Groovy is a Java compatible, dynamic language, built on the JVM. You can pare it down to something it will make a Perl programmer pause (no classes, no methods, objects defined at runtime as closures, no semicolons), or add structure, type declarations, and all sorts of baggage all the way up to Java itself. Code can be run interactively, or can be compiled to Java bytecode. (one wag even suggested you could write Groovy, compile, and then use a decompiler to get your Java code. This is not recommended)

The Groovy developers have done a lot of work adding the syntactic sugar which makes scripting languages fun. Primitives are auto-boxed, and collections have been instrumented with a variety of useful methods that will make your functional programmers feel right at home. They’ve also been building some powerful domain specific constructs for operating on tree structures (XML/Ant/GUI widgets), building web pages (as ugly as PHP on a bad day, should make it popular!), and marshalling data into and out a relational DB. And lastly they address the other thing life is too short for, reinventing the wheel (especially as they seem to get more square each time). Because Groovy is compiling down to Java bytecode you have total, native access to many many high quality Java libraries.

See Ted’s slides. (understanding of closures is highly recommended)

Would I Use It?

Not this month. Not next month either. The syntax is still somewhat influx (if you’re a language hacker, that makes now a great time to get involved), and there were part which seemed either undefined or ambigous never a good thing in a programming language. There also feels like there has been a lack of discipline, too many special cases in the syntax, and a sense that the designers are kids in a candy shop running amok borrowing syntax from all their favorite languages. Still I’m excited about it. Its about 6 months old. I think 6 more months will tell us how successful its going to be.

Ted

Ted is as smart, interesting, and informed as you would expect him to be reading his blog. He kept his cool in the face of hardware trouble, and a large contingent of the audience who weren’t buying it. As Ted said, “to fully buy into Groovy, you have to buy into some assumptions about how software should be developed, which is philosophical bordering on religious.” He is talking about agile software development, which I occasionally forget still has its detractors, and its unintiated.

Rabble Rousing

He ended by addressing the fact that much of programming is mechanical, and that far from happening accidentally, or improving over time this trend is getting worse. With top heavy, byzantine architectures like EJB, or the ever deepening W3C XML stack, you see the work of the large technology vendors who are interested in keeping entry difficult, work rote (and therefore cheaply offshore-able), and profits up. As he ended with “the big corporations are going to solve this for you, we need to solve this for ourselves” I had a brief moment of cognitive dissonance as my worlds collided and I couldn’t remember if I was at an anti-globalization meeting, or a software users group.
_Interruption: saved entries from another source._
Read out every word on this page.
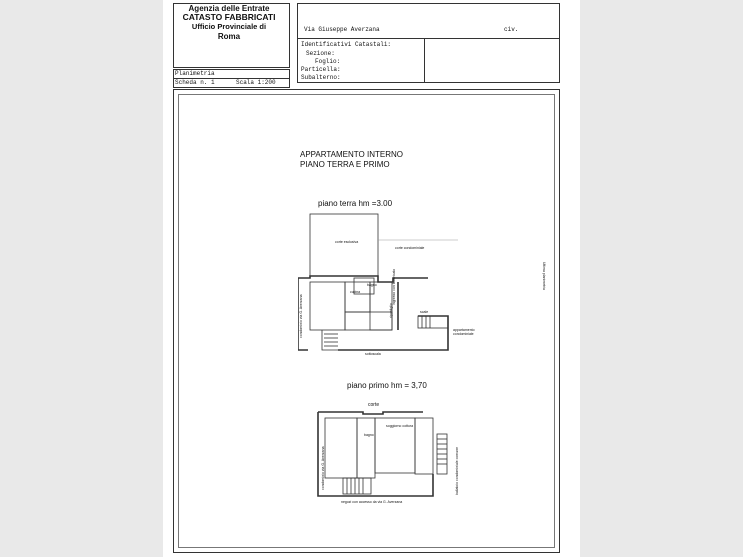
Agenzia delle Entrate
CATASTO FABBRICATI
Ufficio Provinciale di
Roma
Via Giuseppe Averzana	civ.
Identificativi Catastali:
Sezione:
Foglio:
Particella:
Subalterno:
Planimetria
Scheda n. 1	Scala 1:200
Ultima planimetria
APPARTAMENTO INTERNO
PIANO TERRA E PRIMO
piano terra hm =3.00
piano primo hm = 3,70
corte esclusiva
corte condominiale
bagno
cucina
ripostiglio	scale
appartamento condominiale
sottoscala
condominio via G. Averzana
ingresso con fabbricato
corte
bagno
soggiorno cottura
negozi con accesso da via G. Averzana
condominio via G. Averzana	ballatoio condominiale comune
This is the sort of stuff people should at least bring up at the next CATS meeting.

Chandler

It was fascinating to get an inside update on Chandler, a project I’ve watched with fascination since its early days. (Thankfully I’ve got a job I’m very happy with, and so I didn’t have to embarrass myself by pumping him for contacts as the OSAF.) I’m looking forward to Mitch Kapor’s keynote at next week’s PyCon (not that I’ll be attending)

Mixins

And he addressed the problem I’ve always had with mixins. (recently reinvented by the AOP crowd apparently as “static cross cutting”) You see when I hear mixins the first thing I think about (or the second, after I think about too many late nights struggling with Mailman) is ice cream from Herrell’s. Herrell’s is a Boston (and Northampton) ice cream shop that will pound your ice cream out flat, mix all sorts of wonderful things into it, and roll it up again. Turns out that that is the origin of the term. Back when it was Steve’s and the MIT hackers were working on the original Lisp machine. Wow.